Smart functions for Python. Inputs in, Pydantic out, multi-turn agent in the middle.

Project description

Sophia Motor

Sophia Motor

Smart functions with a brain inside.

Inputs in. Pydantic out. Multi-turn agent in the middle.

PyPI Downloads Python 3.12+ License: MIT Powered by Claude Status: alpha


Why

A normal LLM call is a string in → string out roulette. Looks nice in a demo. Falls apart in production.

Sophia Motor turns it into a typed Python function — one your code can actually trust.

Sophia Motor — input, agent loop, typed output
motor = Motor()  # default loads from => env ANTHROPIC_API_KEY=sk-ant-...

result = await motor.run(RunTask(
    prompt="Should we approve this loan request? Reasons attached.",
    output_schema=Decision,  # ← your Pydantic class
    skills=Path("./policy/"),  # ← your domain knowledge
    tools=["Read"],  # ← what the agent can actually do
))

result.output_data  # → instance of Decision, validated

Behind that one call, the agent reads files, reasons across multiple turns, cites sources, retries until the schema is satisfied — then hands you back a real Python object you can .attribute_access like any other.

Same motor, N tasks, each with its own schema. The agent does the magic; your program stays in control of the contract.


Cost & control: pay for what you actually use

The Claude Agent SDK out of the box ships every built-in tool, the entire bundled-skill catalogue, an identity block, and a billing header — on every single call. For a one-shot question this means thousands of cache-creation tokens you didn't ask for.

sophia-motor is opinionated: zero tools, zero skills, zero SDK noise unless you explicitly opt in. Same model, same upstream API — the bill drops.

cost comparison: SDK default vs sophia-motor on the same minimal task

The same call, two bills

What runs Claude Agent SDK (default) sophia-motor (Motor())
Tools exposed to model every built-in (Read, Bash, WebFetch, …) 0 — you list them when you need them
Skills exposed to model the SDK's bundled catalogue (update-config, simplify, loop, claude-api, init, review, security-review, …) 0 — only the skills you linked
System blocks injected SDK identity + billing header + noise reminders stripped at the proxy
Cost on a 1-turn no-tool prompt $0.0498 $0.0030 (–94%)
Where you opt in nowhere (it's all on by default) RunTask(tools=[...], skills=Path(...)) per call, or MotorConfig.default_* once

The numbers are from a live run measured 2026-05-01, claude-opus-4-6, same prompt and same provider — the only thing that changes is what the motor doesn't ship to the model.


Install

pip install sophia-motor

Set ANTHROPIC_API_KEY in env (or ./.env). Done.

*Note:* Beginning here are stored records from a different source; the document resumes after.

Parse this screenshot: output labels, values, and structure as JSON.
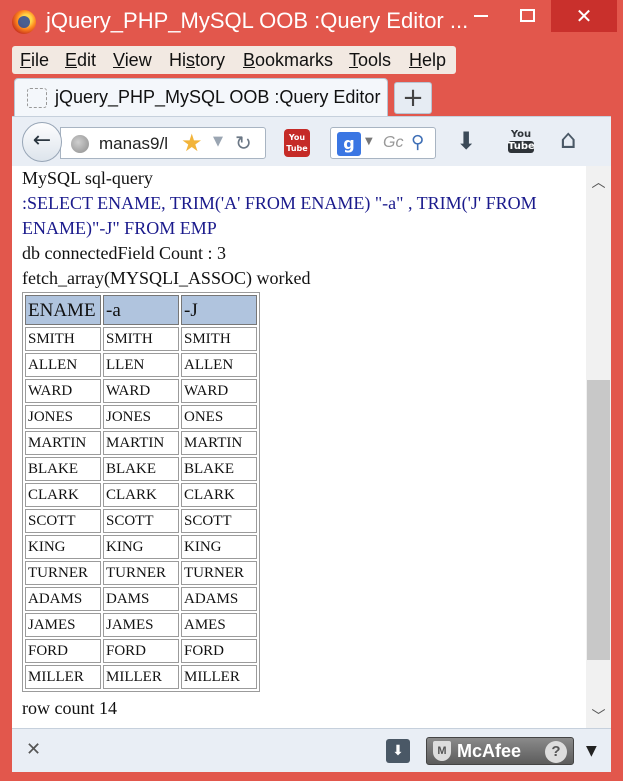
{
  "window": {
    "title": "jQuery_PHP_MySQL OOB :Query Editor ...",
    "close_glyph": "✕"
  },
  "menu": [
    {
      "key": "F",
      "rest": "ile"
    },
    {
      "key": "E",
      "rest": "dit"
    },
    {
      "key": "V",
      "rest": "iew"
    },
    {
      "pre": "Hi",
      "key": "s",
      "rest": "tory"
    },
    {
      "key": "B",
      "rest": "ookmarks"
    },
    {
      "key": "T",
      "rest": "ools"
    },
    {
      "key": "H",
      "rest": "elp"
    }
  ],
  "tab": {
    "title": "jQuery_PHP_MySQL OOB :Query Editor",
    "new_tab_label": "+"
  },
  "navbar": {
    "url": "manas9/l",
    "search_placeholder": "Gc",
    "youtube_small_label": "You Tube",
    "youtube_label_top": "You",
    "youtube_label_bottom": "Tube"
  },
  "page": {
    "heading": "MySQL sql-query",
    "query": ":SELECT ENAME, TRIM('A' FROM ENAME) \"-a\" , TRIM('J' FROM ENAME)\"-J\" FROM EMP",
    "connected_line": "db connectedField Count : 3",
    "fetch_line": "fetch_array(MYSQLI_ASSOC) worked",
    "row_count_line": "row count 14"
  },
  "table": {
    "headers": [
      "ENAME",
      "-a",
      "-J"
    ],
    "rows": [
      [
        "SMITH",
        "SMITH",
        "SMITH"
      ],
      [
        "ALLEN",
        "LLEN",
        "ALLEN"
      ],
      [
        "WARD",
        "WARD",
        "WARD"
      ],
      [
        "JONES",
        "JONES",
        "ONES"
      ],
      [
        "MARTIN",
        "MARTIN",
        "MARTIN"
      ],
      [
        "BLAKE",
        "BLAKE",
        "BLAKE"
      ],
      [
        "CLARK",
        "CLARK",
        "CLARK"
      ],
      [
        "SCOTT",
        "SCOTT",
        "SCOTT"
      ],
      [
        "KING",
        "KING",
        "KING"
      ],
      [
        "TURNER",
        "TURNER",
        "TURNER"
      ],
      [
        "ADAMS",
        "DAMS",
        "ADAMS"
      ],
      [
        "JAMES",
        "JAMES",
        "AMES"
      ],
      [
        "FORD",
        "FORD",
        "FORD"
      ],
      [
        "MILLER",
        "MILLER",
        "MILLER"
      ]
    ]
  },
  "addon": {
    "mcafee_label": "McAfee",
    "help_glyph": "?"
  },
  "colors": {
    "titlebar": "#e2574c",
    "table_header": "#b0c4de",
    "query_text": "#1a1a8c"
  },
  "icons": [
    "firefox-logo-icon",
    "back-arrow-icon",
    "globe-icon",
    "bookmark-star-icon",
    "reload-icon",
    "youtube-icon",
    "google-icon",
    "search-icon",
    "download-icon",
    "home-icon",
    "close-icon",
    "mcafee-shield-icon",
    "help-icon"
  ]
}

motor = Motor()  # boots on first call, no setup
v = await motor.run(RunTask(...))  # ← right away

For long-running services (FastAPI, Celery), instance the motor once and call await motor.stop() on shutdown. Single-shot scripts? Don't worry about it — the process death cleans up.


What it gives you

🧠 Multi-turn agent loop The agent reads, reasons, calls tools, cross-references — all in one await.
📡 Live streaming motor.stream(task) yields typed chunks (text deltas, tool-use deltas, …) for chat-UI rendering. Same run, two consumption modes.
🛑 Interrupt in flight motor.interrupt() aborts the active run cleanly — distinct from stop() (lifecycle). Audit dump preserved.
📐 Pydantic-validated output Pass any BaseModel. Get back a real instance, not a parsed dict.
🧰 Tool whitelisting Hard-cap what the agent can see and do. No surprises.
📚 Skills as first-class Drop a SKILL.md folder, the agent gets a new capability. Multi-source supported.
🪜 Singleton pattern Instance the motor once at module top-level. Call it from anywhere, any number of times. Zero lifecycle ceremony.
🧾 Per-run audit trail Every run lives in its own dir. Useful when "the model said X and we trusted it" needs to be defendable.
🪡 Defaults + per-task override Configure the boilerplate once on MotorConfig, vary only what changes per call.
🔌 Pip install. That's it. pip install sophia-motor. No daemons, no infra, no servers to run.

Tools the agent can pick from

Pass any of these in RunTask(tools=[...]). The agent only sees what you list — tools=[] (the default) means pure reasoning, no actions.

Tool What it does Status
Read Read a file under the run cwd available
Edit Modify a file under the run cwd available
Write Create files (guardrail confines to outputs/) available
Glob Pattern-match filenames available
Grep Pattern-match file content available
Bash Run shell commands (guardrail-filtered: no curl/git/sudo/…) available
Skill Invoke a SKILL.md skill linked into the run available
WebSearch Live internet search available
WebFetch Fetch a URL to text/markdown available

WebSearch and WebFetch reach the live internet — the agent can follow links anywhere on the public web. Most runs don't need it; opt in when the task genuinely needs fresh information. See examples/web-search/.

Beyond this list the SDK ships a few more experimental tools (Agent, TodoWrite, plan-mode, notebook-edit, cron, …) — they may work if you list them, but aren't validated end-to-end with the motor yet.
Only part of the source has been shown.